Distributed Stream Processing: Systems and Algorithms

NOTE: This seminar will not be taking place this semester.


Modern distributed stream processing technology enables continuous, fast, and reliable analysis of large-scale unbounded datasets. Stream processing has recently become highly popular across industry and academia due to its capabilities to both improve established data processing tasks and to facilitate novel applications with real-time requirements. In this seminar, we will study the design and architecture of modern distributed streaming systems as well as fundamental algorithms for analyzing data streams. We will also consider current research topics and open issues in the area of distributed stream processing. In particular, the students will read, review, present, and discuss a series of research and industrial papers covering the following topics:

  • Fault-tolerance and processing guarantees
  • State management
  • Windowing semantics and optimizations
  • Query languages and libraries for stream processing (e.g. Complex Event Processing, online machine learning)

Course Program and Materials


If you are interested in participating send an email to Vasiliki Kalavri (kalavriv at inf dot ethz dot ch) listing three topics of your preference.

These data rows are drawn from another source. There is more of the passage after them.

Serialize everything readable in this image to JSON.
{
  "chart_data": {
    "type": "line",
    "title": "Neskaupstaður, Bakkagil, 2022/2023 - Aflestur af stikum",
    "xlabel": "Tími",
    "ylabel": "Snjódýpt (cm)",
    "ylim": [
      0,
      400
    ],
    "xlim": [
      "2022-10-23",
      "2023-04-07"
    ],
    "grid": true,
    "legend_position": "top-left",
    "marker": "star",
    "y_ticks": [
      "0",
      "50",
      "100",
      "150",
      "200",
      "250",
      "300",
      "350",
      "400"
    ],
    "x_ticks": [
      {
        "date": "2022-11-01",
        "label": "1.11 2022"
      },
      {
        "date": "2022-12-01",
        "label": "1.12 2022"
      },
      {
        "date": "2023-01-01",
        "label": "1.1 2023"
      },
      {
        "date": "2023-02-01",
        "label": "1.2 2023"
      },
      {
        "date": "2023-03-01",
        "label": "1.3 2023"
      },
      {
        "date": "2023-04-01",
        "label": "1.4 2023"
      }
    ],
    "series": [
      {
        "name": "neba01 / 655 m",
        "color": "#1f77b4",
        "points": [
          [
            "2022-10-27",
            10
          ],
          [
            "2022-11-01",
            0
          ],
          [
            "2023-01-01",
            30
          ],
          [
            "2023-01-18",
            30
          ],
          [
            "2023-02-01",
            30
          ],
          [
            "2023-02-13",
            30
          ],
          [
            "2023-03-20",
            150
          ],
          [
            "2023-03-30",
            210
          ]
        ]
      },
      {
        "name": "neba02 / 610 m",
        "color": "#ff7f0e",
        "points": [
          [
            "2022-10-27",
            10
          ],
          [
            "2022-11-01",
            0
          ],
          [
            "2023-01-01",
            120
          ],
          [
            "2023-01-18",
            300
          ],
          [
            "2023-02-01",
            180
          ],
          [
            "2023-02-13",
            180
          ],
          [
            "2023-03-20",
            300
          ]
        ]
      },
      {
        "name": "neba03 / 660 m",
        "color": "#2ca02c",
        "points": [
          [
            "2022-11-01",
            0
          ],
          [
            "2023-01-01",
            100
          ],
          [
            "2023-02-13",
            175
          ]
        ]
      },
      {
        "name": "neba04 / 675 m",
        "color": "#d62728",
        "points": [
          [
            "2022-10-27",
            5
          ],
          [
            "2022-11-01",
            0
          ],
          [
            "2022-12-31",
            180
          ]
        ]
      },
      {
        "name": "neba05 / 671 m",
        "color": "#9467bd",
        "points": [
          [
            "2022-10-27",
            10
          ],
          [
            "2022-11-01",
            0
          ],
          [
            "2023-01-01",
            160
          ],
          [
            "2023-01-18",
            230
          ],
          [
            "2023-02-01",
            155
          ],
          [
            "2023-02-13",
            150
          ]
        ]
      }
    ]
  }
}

There is no formal examination at the end of the seminar. Each participant is continuously graded based on their participation in the discussions (20%), presentation (20%) and reports (10% complete review - 50% weekly short reports). 

Specifically, each participant is expected to fullfil the following tasks:
- Read one paper per week and for that
  - prepare a set of questions for discussion during the lecture.
  - write a short (half-page) report listing the paper's strong, weak, and interesting points.
- Prepare and deliver one 20' presentation for a seminar paper.
- Write one complete review for one paper of their choosing (different from the one selected for presentation).